By the year 2025, all DoD suppliers will need to go through the certification process and CMMC assessment with the AB if they plan to bid on DoD contracts.
Under the CMMC-AB, there are different levels to determine cybersecurity maturity, ranging from 1 to 5 (1 being the most basic and 5 being the most sophisticated).
What is a CMMC RPO?
Now that we’ve covered the basics of CMMC and CMMC-AB, we can finally get into the next acronym: CMMC RPO. This stands for Cybersecurity Maturity Model Certification Registered Provider Organization, and even though it’s a mouthful, it’s actually a pretty simple concept.
Companies that are given the CMMC RPO seal are ones that are “cyber-knowledgable” and have a good understanding of CMMC requirements and protocols. It’s also a tell-tale sign that a company follows the Code of Professional Conduct set in place by the CMMC-AB.

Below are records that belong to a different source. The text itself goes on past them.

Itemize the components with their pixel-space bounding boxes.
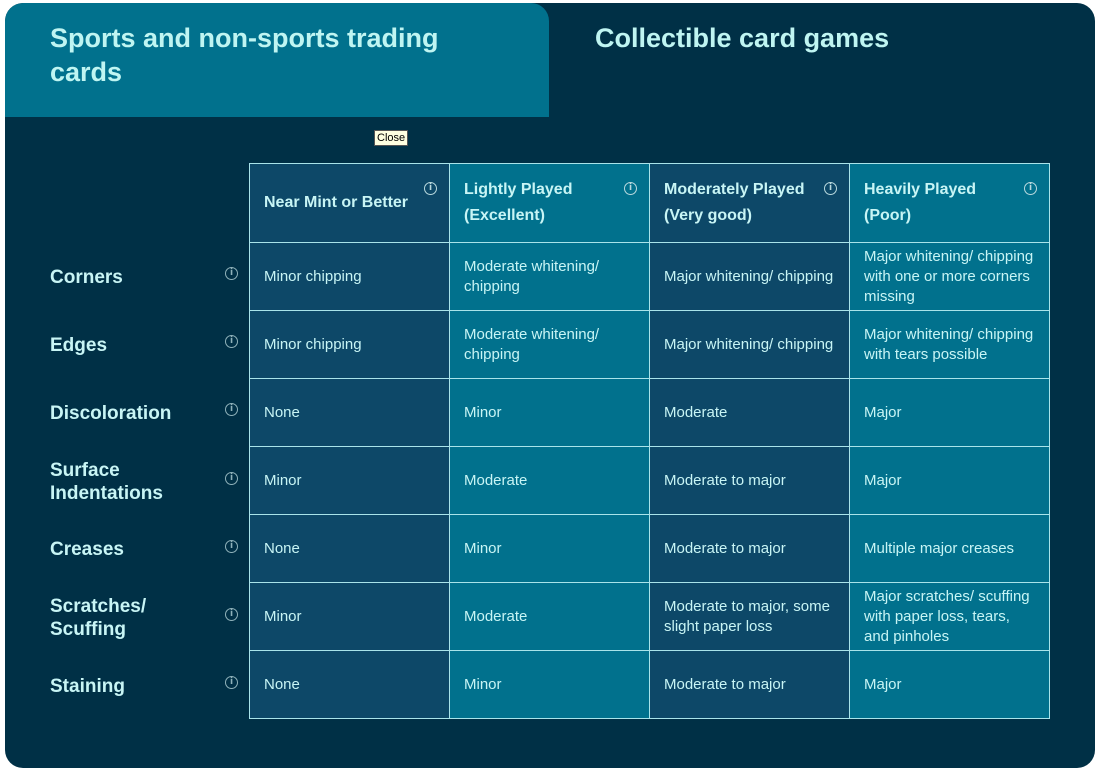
row-label: Edges i — [50, 311, 240, 379]
close-tooltip: Close — [374, 130, 409, 146]
table-cell: Moderate whitening/ chipping — [449, 242, 650, 311]
table-cell: Moderate to major, some slight paper los… — [649, 582, 850, 651]
table-cell: Major — [849, 650, 1050, 719]
table-cell: Major whitening/ chipping — [649, 310, 850, 379]
table-row: Minor chipping Moderate whitening/ chippi… — [249, 242, 1050, 311]
table-cell: Multiple major creases — [849, 514, 1050, 583]
info-icon[interactable]: i — [225, 267, 238, 280]
table-cell: Minor — [449, 650, 650, 719]
table-cell: Moderate to major — [649, 650, 850, 719]
table-cell: Major scratches/ scuffing with paper los… — [849, 582, 1050, 651]
table-cell: Major whitening/ chipping with one or mo… — [849, 242, 1050, 311]
condition-table: Near Mint or Better i Lightly Played (Exce… — [249, 163, 1050, 719]
table-cell: Moderate whitening/ chipping — [449, 310, 650, 379]
info-icon[interactable]: i — [225, 676, 238, 690]
info-icon[interactable]: i — [624, 182, 637, 195]
row-label: Scratches/ Scuffing i — [50, 584, 240, 652]
info-icon[interactable]: i — [225, 471, 238, 485]
table-cell: Major — [849, 446, 1050, 515]
table-row: Minor chipping Moderate whitening/ chippi… — [249, 310, 1050, 379]
table-cell: Major whitening/ chipping — [649, 242, 850, 311]
table-row: None Minor Moderate to major Major — [249, 650, 1050, 719]
table-cell: Minor — [249, 446, 450, 515]
column-header: Lightly Played (Excellent) i — [449, 163, 650, 243]
table-row: Minor Moderate Moderate to major, some sli… — [249, 582, 1050, 651]
info-icon[interactable]: i — [225, 403, 238, 417]
column-header: Moderately Played (Very good) i — [649, 163, 850, 243]
table-cell: Moderate — [449, 446, 650, 515]
row-label: Creases i — [50, 516, 240, 584]
table-cell: None — [249, 378, 450, 447]
info-icon[interactable]: i — [225, 335, 238, 349]
column-header: Heavily Played (Poor) i — [849, 163, 1050, 243]
row-label: Discoloration i — [50, 379, 240, 447]
table-cell: None — [249, 650, 450, 719]
table-cell: Moderate — [649, 378, 850, 447]
row-label: Staining i — [50, 652, 240, 720]
info-icon[interactable]: i — [424, 182, 437, 195]
table-cell: Minor chipping — [249, 242, 450, 311]
table-cell: Moderate to major — [649, 446, 850, 515]
table-cell: Major — [849, 378, 1050, 447]
info-icon[interactable]: i — [1024, 182, 1037, 195]
table-row: None Minor Moderate to major Multiple major… — [249, 514, 1050, 583]
table-cell: Minor — [449, 378, 650, 447]
tab-sports-cards[interactable]: Sports and non-sports trading cards — [5, 3, 549, 117]
table-cell: None — [249, 514, 450, 583]
table-row: Minor Moderate Moderate to major Major — [249, 446, 1050, 515]
row-label: Corners i — [50, 243, 240, 311]
table-cell: Minor chipping — [249, 310, 450, 379]
tab-collectible-card-games[interactable]: Collectible card games — [595, 23, 890, 53]
table-cell: Moderate to major — [649, 514, 850, 583]
table-cell: Major whitening/ chipping with tears pos… — [849, 310, 1050, 379]
table-row: None Minor Moderate Major — [249, 378, 1050, 447]
row-label: Surface Indentations i — [50, 448, 240, 516]
info-icon[interactable]: i — [225, 608, 238, 621]
table-cell: Minor — [449, 514, 650, 583]
table-cell: Minor — [249, 582, 450, 651]
table-cell: Moderate — [449, 582, 650, 651]
info-icon[interactable]: i — [824, 182, 837, 195]
info-icon[interactable]: i — [225, 539, 238, 553]
column-header: Near Mint or Better i — [249, 163, 450, 243]
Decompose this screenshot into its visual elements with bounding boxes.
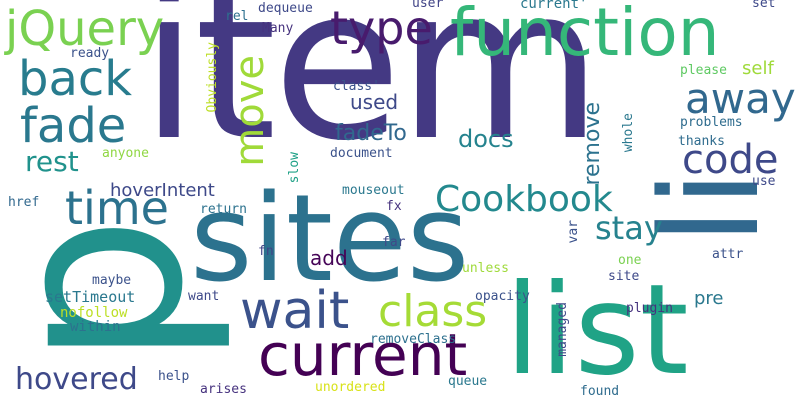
word-site: site <box>608 269 640 284</box>
word-plugin: plugin <box>626 301 673 316</box>
word-current-quote: current' <box>520 0 588 12</box>
word-list: list <box>505 258 689 400</box>
word-document: document <box>330 146 393 161</box>
word-set: set <box>752 0 776 11</box>
word-arises: arises <box>200 382 247 397</box>
word-time: time <box>65 181 169 235</box>
word-var: var <box>566 220 581 244</box>
word-docs: docs <box>458 125 514 153</box>
word-sites: sites <box>190 170 470 309</box>
word-wait: wait <box>240 281 350 341</box>
word-within: within <box>70 319 121 335</box>
word-used: used <box>350 90 399 114</box>
word-away: away <box>685 74 796 123</box>
word-hoverintent: hoverIntent <box>110 180 215 201</box>
word-thanks: thanks <box>678 134 725 149</box>
word-item: item <box>140 0 602 187</box>
word-cookbook: Cookbook <box>435 179 613 220</box>
word-return: return <box>200 202 247 217</box>
word-rel: rel <box>225 9 249 24</box>
word-help: help <box>158 369 190 384</box>
word-mouseout: mouseout <box>342 183 405 198</box>
word-hovered: hovered <box>15 362 138 397</box>
word-code: code <box>682 137 779 183</box>
word-nofollow: nofollow <box>60 305 128 321</box>
word-ready: ready <box>70 46 110 61</box>
word-use: use <box>752 174 776 189</box>
word-self: self <box>742 58 774 79</box>
word-user: user <box>412 0 444 11</box>
word-dequeue: dequeue <box>258 1 313 16</box>
word-one: one <box>618 253 642 268</box>
word-href: href <box>8 195 40 210</box>
word-far: far <box>382 235 406 250</box>
word-opacity: opacity <box>475 289 530 304</box>
word-queue: queue <box>448 374 488 389</box>
word-anyone: anyone <box>102 146 149 161</box>
word-many: Many <box>262 21 294 36</box>
word-attr: attr <box>712 247 744 262</box>
word-back: back <box>18 51 133 107</box>
word-managed: managed <box>555 302 570 357</box>
word-jquery: jQuery <box>5 1 165 57</box>
word-fade: fade <box>20 98 127 154</box>
word-fn: fn <box>258 244 274 259</box>
word-unordered: unordered <box>315 380 386 395</box>
word-slow: slow <box>287 152 302 184</box>
word-rest: rest <box>25 145 79 178</box>
word-whole: whole <box>621 113 636 153</box>
word-class: class <box>378 286 488 337</box>
word-remove: remove <box>580 102 605 186</box>
word-obviously: Obviously <box>205 42 220 113</box>
word-want: want <box>188 289 220 304</box>
word-unless: unless <box>462 261 509 276</box>
word-please: please <box>680 63 727 78</box>
word-class-quote: class' <box>333 79 380 94</box>
word-add: add <box>310 246 348 270</box>
word-type: type <box>330 1 433 55</box>
word-stay: stay <box>595 209 663 247</box>
word-maybe: maybe <box>92 273 132 288</box>
word-fadeto: fadeTo <box>335 121 407 146</box>
word-pre: pre <box>694 288 724 309</box>
word-settimeout: setTimeout <box>45 288 136 306</box>
word-found: found <box>580 384 620 399</box>
word-move: move <box>227 55 273 167</box>
word-current: current <box>258 321 468 389</box>
word-fx: fx <box>386 199 402 214</box>
word-problems: problems <box>680 115 743 130</box>
word-function: function <box>450 0 720 71</box>
word-removeclass: removeClass <box>370 332 457 347</box>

The main role of CMMC RPOs is to provide CMMC consulting and support to organizations that are seeking CMMC certification. The C3PAO, short for CMMC Third-Party Assessor Organization, is a similar certification, but the main difference between C3PAO and CMMC RPO is that an RPO can not conduct assessments while a C3PAO can.
What are the Requirements for Becoming an RPO?
According to the official CMMC-RPO page, there are 4 requirements for moving ahead with this certification:
- Receive authorization from the CMMC-AB after registering
- Sign the RPO agreement with the Accreditation Body (this document is sent to applicants for review)
- Must pass an Organizational Background Check via data provided to the CMMC-AB by Dun & Bradstreet and have a DUNS number
- At least one Registered Practitioner (RP) must be associated with the RPO at all times (there’s a 30-day grace period for this)
The 4-Step Registration Process
In order to be deemed knowledgable on all things cybersecurity and officially approved as a registered provider of the CMMC, there’s some work involved. Here’s a complete breakdown of how the registration process works:
These “US person-owned” companies aren’t just handed their registration on a silver platter; they have to go through an intensive online application process and pass an organization background check. And that’s just the first step of the process.
The next step is to train and hire a CMMC registered practitioner. This is the individual who will be responsible for everything associated with the RPO once it’s officially registered. The CMMC training is entirely online, and more than one RP can be trained depending on the organization’s needs and expectations.
Once the RP is trained, another background check has to be done for that individual. Every RP that goes through the training has to be checked.
Step 4 is simple - it’s when everything comes together and registration is officially complete. Once an organization gets to this point, the registration is valid for 1 year, and there’s a $5000 fee (which can only be refunded within 30 days) that you’ll need to dish out annually.
What Are the Benefits of Becoming an RPO?
The main reason the RPO program was put into effect is to give organizations the opportunity to provide CMMC consulting without actually having to be a certified advisory service. That’s a huge advantage, but here are a few more perks that come along with the RPO registration:
- Authorized to represent the organization as familiar with the basic constructs of the CMMC Standard with a CMMC-AB provided logo
- Deliver non-certified CMMC Consulting Services
- Signifies that you have agreed to the CMMC-AB Code of Professional Conduct
- Listed on the CMMC-AB Marketplace
Why Do I Need to Work with an RPO?
At this point you might be wondering, what does the CMMC mean to me and why should I care? Well, working with a CMMC certified professional is the easiest way to know that you’re dealing with someone who has been fully trained in cybersecurity according to DoD standards.
In a world where cyber threats are becoming more real by the minute, that in itself is a big deal and reason enough to work with RPOs, like Ntiva. Ntiva is now a CMMC-AB RPO, which means we are accredited to provide CMMC consulting and support to Organizations Seeking Certification (OSC) in the Defense Industrial Base (DIB).